Os autores constataram que cerca de 50% dos agregados familiares rurais desta região tinham poço ou cisterna na altura do censo agrícola de 2006, o que pode significar que os outros 50% são dependentes de águas superficiais como fonte de água potável.
“Se as águas superficiais estiverem contaminadas, os pesticidas utilizados na produção de soja a montante podem atingir as crianças que vivem a jusante através dos cursos de água”, observa a investigadora.
Leucemia linfoblástica aguda
No estudo da PNAS, os cientistas analisam como o avanço da soja e o aumento do uso de substâncias químicas nas regiões brasileiras se correlacionam, durante um período de 15 anos, com o aumento da mortalidade por leucemia linfoblástica aguda, um dos cancros mais comuns em crianças.
Uma correlação entre dados não garante, necessariamente, a existência de uma causalidade. Como podemos verificar se o avanço da soja num período de 15 anos é, de facto, um factor ambiental que está a fazer aumentar a mortalidade infantil por leucemia?
“Uma correlação é simplesmente observar a forma como duas coisas se movem juntas. No nosso caso, fomos capazes de mostrar estatisticamente que, após o aumento da produção de soja numa determinada região, as mortes pediátricas por leucemia linfoblástica aguda também aumentaram”, explica Marin Skidmore.
Para demonstrar uma ligação casual, os autores teriam de descartar todas as outras explicações potenciais para a relação entre o avanço da soja e a subida da mortalidade. Conseguiram eliminar diferentes justificações plausíveis, tais como grandes mudanças económicas e de estilo de vida que possam ter ocorrido ao mesmo tempo, ou mesmo um maior consumo de soja.
“No entanto, excluir algumas explicações alternativas não é o mesmo que excluir todas as explicações. Como tal, dizemos que observamos uma relação significativa entre os dois sem mostrar definitivamente que a expansão da soja e o aumento do uso de pesticidas causaram o aumento das mortes por cancro”, esclarece a cientista, numa resposta ao PÚBLICO por email.
Este tipo de leucemia infantil é tratável, mas exige cuidados de saúde especializados. Os cientistas identificaram, em toda a Amazónia, apenas dois centros de oncologia pediátrica - o que não significa que outras unidades de saúde sejam incapazes de tratar este tipo de cancro.

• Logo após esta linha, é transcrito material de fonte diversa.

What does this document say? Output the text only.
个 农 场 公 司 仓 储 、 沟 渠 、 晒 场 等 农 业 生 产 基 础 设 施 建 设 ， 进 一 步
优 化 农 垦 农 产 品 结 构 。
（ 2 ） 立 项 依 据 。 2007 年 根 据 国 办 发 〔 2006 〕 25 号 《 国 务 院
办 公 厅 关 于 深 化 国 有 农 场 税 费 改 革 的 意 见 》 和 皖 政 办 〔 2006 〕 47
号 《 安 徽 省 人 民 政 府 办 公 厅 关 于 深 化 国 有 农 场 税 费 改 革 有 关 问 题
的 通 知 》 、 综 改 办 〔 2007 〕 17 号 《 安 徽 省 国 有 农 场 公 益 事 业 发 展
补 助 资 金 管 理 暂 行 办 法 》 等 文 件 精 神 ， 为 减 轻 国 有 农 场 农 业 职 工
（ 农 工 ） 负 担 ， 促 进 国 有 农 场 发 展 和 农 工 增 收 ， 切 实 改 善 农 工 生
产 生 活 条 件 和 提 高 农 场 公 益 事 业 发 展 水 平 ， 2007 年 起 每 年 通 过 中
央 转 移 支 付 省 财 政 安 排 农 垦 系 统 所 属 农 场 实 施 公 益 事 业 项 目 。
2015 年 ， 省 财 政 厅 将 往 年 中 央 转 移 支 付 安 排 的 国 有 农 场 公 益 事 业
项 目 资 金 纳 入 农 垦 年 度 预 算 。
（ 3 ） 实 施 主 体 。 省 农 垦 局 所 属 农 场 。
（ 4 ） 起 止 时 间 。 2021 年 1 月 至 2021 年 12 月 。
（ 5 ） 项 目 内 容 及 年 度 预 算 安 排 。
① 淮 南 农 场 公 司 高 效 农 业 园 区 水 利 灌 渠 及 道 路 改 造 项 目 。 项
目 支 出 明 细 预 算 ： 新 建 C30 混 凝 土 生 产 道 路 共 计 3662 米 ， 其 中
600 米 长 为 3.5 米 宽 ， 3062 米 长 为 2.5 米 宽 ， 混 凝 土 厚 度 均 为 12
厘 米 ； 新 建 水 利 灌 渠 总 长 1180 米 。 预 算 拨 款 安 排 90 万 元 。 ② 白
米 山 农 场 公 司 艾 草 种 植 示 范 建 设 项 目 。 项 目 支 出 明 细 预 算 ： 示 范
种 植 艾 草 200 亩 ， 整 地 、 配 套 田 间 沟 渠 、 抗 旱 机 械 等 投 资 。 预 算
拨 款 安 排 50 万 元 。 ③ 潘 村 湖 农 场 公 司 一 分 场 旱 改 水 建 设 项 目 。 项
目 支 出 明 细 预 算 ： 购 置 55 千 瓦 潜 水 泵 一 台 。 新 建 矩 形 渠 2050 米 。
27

Resultados não surpreendem
Marin Skidmore confessa que não ficou surpreendida com a conclusão do estudo. E recorda que durante a transição para a agricultura intensiva foram documentados casos de trabalhadores agrícolas envenenados com pesticidas. E ainda de amostras de sangue e urina que revelavam vestígios de produtos químicos agrícolas, ainda que tivessem sido colhidas em pessoas que não trabalhavam no campo, mas residiam em comunidades vizinhas.
“Não fiquei particularmente surpresa, interessei-me por esse tema após ouvir histórias quando estudava em 2019 em Rondónia. Além disso, os oncologistas confirmaram que havia uma suspeita dessa relação, embora seja difícil demonstrar a causalidade. Quando tanto as comunidades locais como os especialistas médicos contam a mesma história, não me surpreende que os resultados corroborem essa narrativa”, diz a cientista da Universidade do Illinois.